Горшок золота
Шрифт:
Эти люди были мальчику с девочкой глубоко интересны. После таких посещений дети удалялись потолковать о них, старались запомнить, как те люди выглядели, как разговаривали, какие у них повадки и походки, как нюхали они табак. Погодя детям стали любопытны и головоломки, с которыми обращались к родителям, а также ответы и указания, какими родители проясняли те головы. Долгими упражнениями выучились дети сидеть совершенно беззвучно, чтобы, когда разговор добирался до самого интересного, о них полностью забывали, и соображения, от каких в противном случае взрослые уберегли бы их юность, стали в беседах у этих детей обычным делом.

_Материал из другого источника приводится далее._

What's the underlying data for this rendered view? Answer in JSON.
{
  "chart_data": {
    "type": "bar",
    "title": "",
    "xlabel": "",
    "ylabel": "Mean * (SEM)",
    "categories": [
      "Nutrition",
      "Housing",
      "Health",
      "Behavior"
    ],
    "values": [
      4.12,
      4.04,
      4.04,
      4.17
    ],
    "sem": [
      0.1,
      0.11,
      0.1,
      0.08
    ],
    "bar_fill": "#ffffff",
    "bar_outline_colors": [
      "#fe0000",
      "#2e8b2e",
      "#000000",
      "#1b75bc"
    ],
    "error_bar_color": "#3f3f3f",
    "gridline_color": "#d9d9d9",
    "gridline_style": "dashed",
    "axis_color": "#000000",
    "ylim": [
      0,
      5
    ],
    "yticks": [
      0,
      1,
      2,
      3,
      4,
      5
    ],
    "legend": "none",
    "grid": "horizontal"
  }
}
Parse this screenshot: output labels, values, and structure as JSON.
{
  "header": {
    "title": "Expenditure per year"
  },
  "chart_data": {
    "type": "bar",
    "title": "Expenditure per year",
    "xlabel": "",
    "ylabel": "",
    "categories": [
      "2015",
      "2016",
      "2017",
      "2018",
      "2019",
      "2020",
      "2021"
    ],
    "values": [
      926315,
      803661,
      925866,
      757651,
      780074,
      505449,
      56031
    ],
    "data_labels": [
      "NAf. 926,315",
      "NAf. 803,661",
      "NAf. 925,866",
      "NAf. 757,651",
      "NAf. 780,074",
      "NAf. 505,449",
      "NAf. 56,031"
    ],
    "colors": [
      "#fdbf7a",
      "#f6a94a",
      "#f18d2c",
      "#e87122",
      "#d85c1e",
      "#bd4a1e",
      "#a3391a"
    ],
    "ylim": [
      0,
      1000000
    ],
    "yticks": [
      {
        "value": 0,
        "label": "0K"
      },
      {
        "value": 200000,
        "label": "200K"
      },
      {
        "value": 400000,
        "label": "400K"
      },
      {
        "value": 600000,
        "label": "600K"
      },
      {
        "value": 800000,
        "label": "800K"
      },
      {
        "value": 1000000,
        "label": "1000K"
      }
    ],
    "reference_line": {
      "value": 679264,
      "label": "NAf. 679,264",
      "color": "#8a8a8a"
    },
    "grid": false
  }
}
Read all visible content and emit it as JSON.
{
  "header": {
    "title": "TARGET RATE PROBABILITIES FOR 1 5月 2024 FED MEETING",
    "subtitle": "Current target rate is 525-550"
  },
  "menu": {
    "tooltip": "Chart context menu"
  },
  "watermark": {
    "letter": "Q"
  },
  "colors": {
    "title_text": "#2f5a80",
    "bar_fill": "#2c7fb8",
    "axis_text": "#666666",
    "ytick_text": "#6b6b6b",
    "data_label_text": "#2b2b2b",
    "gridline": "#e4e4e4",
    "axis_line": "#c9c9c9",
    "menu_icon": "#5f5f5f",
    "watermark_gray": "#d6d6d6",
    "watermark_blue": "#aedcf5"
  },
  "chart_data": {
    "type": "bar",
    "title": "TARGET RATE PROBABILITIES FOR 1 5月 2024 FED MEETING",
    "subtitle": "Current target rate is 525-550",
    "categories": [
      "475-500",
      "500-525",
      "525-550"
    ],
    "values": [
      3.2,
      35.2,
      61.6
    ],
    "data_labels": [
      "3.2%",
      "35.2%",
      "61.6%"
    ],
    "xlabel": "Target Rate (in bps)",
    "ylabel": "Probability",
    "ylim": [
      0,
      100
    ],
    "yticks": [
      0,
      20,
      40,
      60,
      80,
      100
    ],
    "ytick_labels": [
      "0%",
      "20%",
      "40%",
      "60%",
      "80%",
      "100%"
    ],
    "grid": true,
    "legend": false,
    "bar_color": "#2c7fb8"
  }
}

Когда исполнилось детям по десять лет, один Философ собрался помирать. Созвал всех домочадцев и объявил, что пришло время проститься
Жена его, Седая Женщина из Дун Гортина, рукоплескала его решимости и добавила, уточняя, что, дескать, самое время супругу ее что-нибудь предпринять; жизнь, какую вел он, – скучна и неприбыльна; стибрил он женины тысячу четыреста проклятий, а проку в них не нашел; наградил ее ребенком, в котором проку не нашлось ей; и в общем и целом чем скорее он помрет и бросит болтать, тем скорее возрадуются все, кому есть до всего этого дело.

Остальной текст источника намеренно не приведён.